Anyway, now we are ready to start. Well first, if the bike is covered in mud and filth, take it outside and wash with soap and water, and let dry. If Dan Morgan is around, let him do this :-) Cleaning bikes is a passion of Dan's, although it ranks after beer..

 

NOW we are ready to start. Shift into the smallest cog on the back. Middle ring on front is fine.

We make two piles, one for things that go in the frame case, the other for things that go in the wheel case. We also keep track of tools we use. All tools you use must go with you and the bike.

  • We use Esge fenders with the quick release front mounts. These are easy to pop off and then loosen the bolt at the fork crown. Clean the dried mud from the inside of the fender - or give it to Dan to wash thoroughly enough to eat from. Lay the fender in the pile for the wheel case.

  • Remove water bottle cages, wrap them up in a cloth or newspaper and place them in the wheel box pile.
  • Remove the stoker seatpost leaving saddle attached. Wrap the saddle in one of those fancy helmet pink bags - or whatever you have. Wipe the grease off the seatpost. Cut padding to length and put on the post. Write "stoker seatpost" on the padding. Place in pile for the frame case.
  • Then remove the cranks leaving pedals on. Order is important, since this keeps some resistance for loosening off bolts. Modern cranks with self extracting bolts may make this step even easier. We have old fashioned square taper cranks and use a tradition bolt and crank puller. Pamela actually does this step. It's easy! Put all the crank bolts and dustcaps into a ziploc or keep with cranks - dustcaps can be used to keep bolts with cranks.
    - captains right crank first
    - then captain's left, taking the timing chain with it, which we put into a ziploc bag.
    - next stoker left crank and
    - lastly the drive crank.
  • Now, find the quick link and disconnect the chain. Put the greasy messy chain (if Dan didn't clean it first) and the quick links into a ziploc bag. Use rubber gloves - or have hand cleaner ready.

    Now gather whatever tools you used to remove cranks and put them in the wheel box pile.

    We have some US postal padded envelopes that we use for each crank. This keeps all those sharp pointy paint scratching, tire puncturing teeth away from paint and tires. Note that we don't remove the pedals - they stay with the cranks. With modern cranks where the spindle comes out with the cranks, we would remove the pedal in that side. Place the now padded cranks, and bags of chains in the wheel box pile.

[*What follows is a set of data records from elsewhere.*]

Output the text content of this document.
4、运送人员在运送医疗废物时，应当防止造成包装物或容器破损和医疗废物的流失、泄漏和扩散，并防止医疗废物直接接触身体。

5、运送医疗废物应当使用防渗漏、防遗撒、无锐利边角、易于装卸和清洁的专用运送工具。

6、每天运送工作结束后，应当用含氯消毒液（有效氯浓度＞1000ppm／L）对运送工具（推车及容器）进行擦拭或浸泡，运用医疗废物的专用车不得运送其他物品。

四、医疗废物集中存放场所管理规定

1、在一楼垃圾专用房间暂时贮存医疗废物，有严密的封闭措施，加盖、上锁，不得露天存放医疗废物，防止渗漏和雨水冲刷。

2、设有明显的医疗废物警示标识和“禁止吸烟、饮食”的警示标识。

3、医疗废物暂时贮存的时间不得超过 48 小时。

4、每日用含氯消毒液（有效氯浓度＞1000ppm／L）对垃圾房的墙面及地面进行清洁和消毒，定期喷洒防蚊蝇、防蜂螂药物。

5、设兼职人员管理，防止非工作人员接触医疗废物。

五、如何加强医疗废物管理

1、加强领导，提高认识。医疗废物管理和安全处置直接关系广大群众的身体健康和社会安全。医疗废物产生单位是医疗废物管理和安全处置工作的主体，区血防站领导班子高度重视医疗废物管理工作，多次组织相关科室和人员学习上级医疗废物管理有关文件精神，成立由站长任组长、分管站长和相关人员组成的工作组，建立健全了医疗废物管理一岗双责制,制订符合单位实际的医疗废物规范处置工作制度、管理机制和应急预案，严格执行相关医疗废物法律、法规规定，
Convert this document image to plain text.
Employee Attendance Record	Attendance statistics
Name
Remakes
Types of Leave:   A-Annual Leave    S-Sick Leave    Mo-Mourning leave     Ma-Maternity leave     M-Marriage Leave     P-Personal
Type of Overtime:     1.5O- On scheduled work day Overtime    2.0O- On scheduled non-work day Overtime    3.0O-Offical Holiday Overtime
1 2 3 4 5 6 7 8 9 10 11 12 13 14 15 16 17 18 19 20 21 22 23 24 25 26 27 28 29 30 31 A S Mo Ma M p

  • Next loosen off the couplers so they are still hand tight. Keep the captains seatpost with stoker bars in to allow propping the bike against a wall.
  • Now unscrew the cable splitters. We have a split cable hanger for the front brake, so we can free the front brake cable from the frame. And here is where things may be frame dependent. We have down tube bosses and use the doohickeys that mount there for adjusting cable tension for barcons or STI. We remove those which completely frees the handlebars from the frame. If you have split cable guides you can remove the cable. If you have the infernal threaded guides on a coupled bike, shame on any framebuilder who puts these on a coupled bike. Now coil up all those loose cables and secure them around brake levers and such.